The panelists explained how Israel’s government works and its differences from the United States. Israel has a parliamentary system, in which the head of the legislature is also the chief executive. Israel’s election system is a proportional representational system, in which parties are rewarded the number of seats proportional to the number of votes it receives.

Since Israel has a multi-party system, the legislative body is made up of coalition governments. After the election, the Israeli President will determine which leader holds a chance to develop a coalition government. The current election was called by the current Prime Minister, Benjamin Netanyahu, months before he was accused of bribery.

Controversially and to the disapproval of many American Jewish groups, Netanyahu encouraged a political agreement to unite three right-wing parties, including a faction made up of followers of the late Meir Kahane, an ultra-nationalist American-Israeli rabbi who was banned from Israeli politics for his racist opinions, according to The Washington Post

The controversies surrounding Netanyahu don’t end there; he declared on social media that “Israel is the nation-state of the Jewish people and them alone” — a statement that drew fire for casting the country’s 1.8 million Arabs and other minorities as second-class citizens. His opponent, Benjamin Gantz, has reached out to all Israeli groups. Gantz’s opponents accuse him of having to depend on Arab-Israeli parties and is part of a broader strategy to paint him and his party as left-wing. Gantz said that he is neither left nor right.

The panelists all agreed that Israelis do not care about the American-Jewish community’s opinion.

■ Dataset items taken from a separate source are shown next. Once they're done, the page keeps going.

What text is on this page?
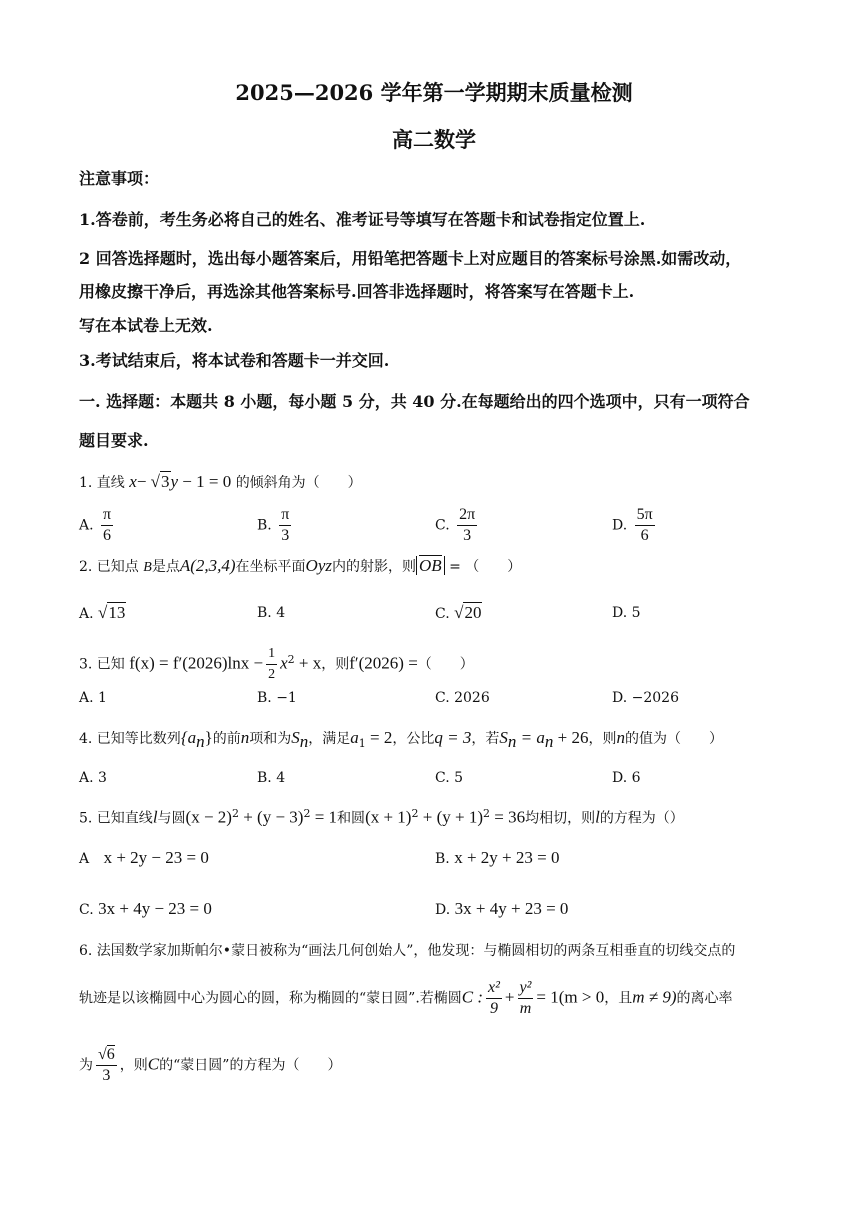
2025—2026 学年第一学期期末质量检测
高二数学
注意事项：
1.答卷前，考生务必将自己的姓名、准考证号等填写在答题卡和试卷指定位置上.
2 回答选择题时，选出每小题答案后，用铅笔把答题卡上对应题目的答案标号涂黑.如需改动，
用橡皮擦干净后，再选涂其他答案标号.回答非选择题时，将答案写在答题卡上.
写在本试卷上无效.
3.考试结束后，将本试卷和答题卡一并交回.
一. 选择题：本题共 8 小题，每小题 5 分，共 40 分.在每题给出的四个选项中，只有一项符合
题目要求.
1. 直线 x− √3y − 1 = 0 的倾斜角为（　　）
A. $\frac{\pi}{6}$	B. $\frac{\pi}{3}$	C. $\frac{2\pi}{3}$	D. $\frac{5\pi}{6}$
2. 已知点 B是点A(2,3,4)在坐标平面Oyz内的射影，则 OB = （　　）
A. √13	B. 4	C. √20	D. 5
3. 已知 $f(x) = f'(2026)\ln x - \frac{1}{2} x^2 + x$，则f′(2026) =（　　）
A. 1	B. −1	C. 2026	D. −2026
4. 已知等比数列$\{a_n\}$的前n项和为$S_n$，满足$a_1 = 2$，公比q = 3，若$S_n = a_n + 26$，则n的值为（　　）
A. 3	B. 4	C. 5	D. 6
5. 已知直线l与圆$(x - 2)^2 + (y - 3)^2 = 1$和圆$(x + 1)^2 + (y + 1)^2 = 36$均相切，则l的方程为（）
A x + 2y − 23 = 0	B. x + 2y + 23 = 0
C. 3x + 4y − 23 = 0	D. 3x + 4y + 23 = 0
6. 法国数学家加斯帕尔•蒙日被称为“画法几何创始人”，他发现：与椭圆相切的两条互相垂直的切线交点的
轨迹是以该椭圆中心为圆心的圆，称为椭圆的“蒙日圆”.若椭圆C : $\frac{\text{x²}}{9} + \frac{\text{y²}}{m} = 1(m > 0$，且m ≠ 9)的离心率
为 $\frac{√6}{3}$ ，则C的“蒙日圆”的方程为（　　）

The panelists’ theories included that Israelis already have the support of Evangelical Christians in the United States, and they are much more concerned with issues of security and affordable housing.The event was sponsored by the Schusterman Center for Israel Studies and the Crown Center for Middle East Studies, whose mission is to promote exemplary teaching and scholarship in Israeli history, politics, culture and society. The Crown Center is committed to conducting balanced and dispassionate research of the modern Middle East, according to Brandeis’ website.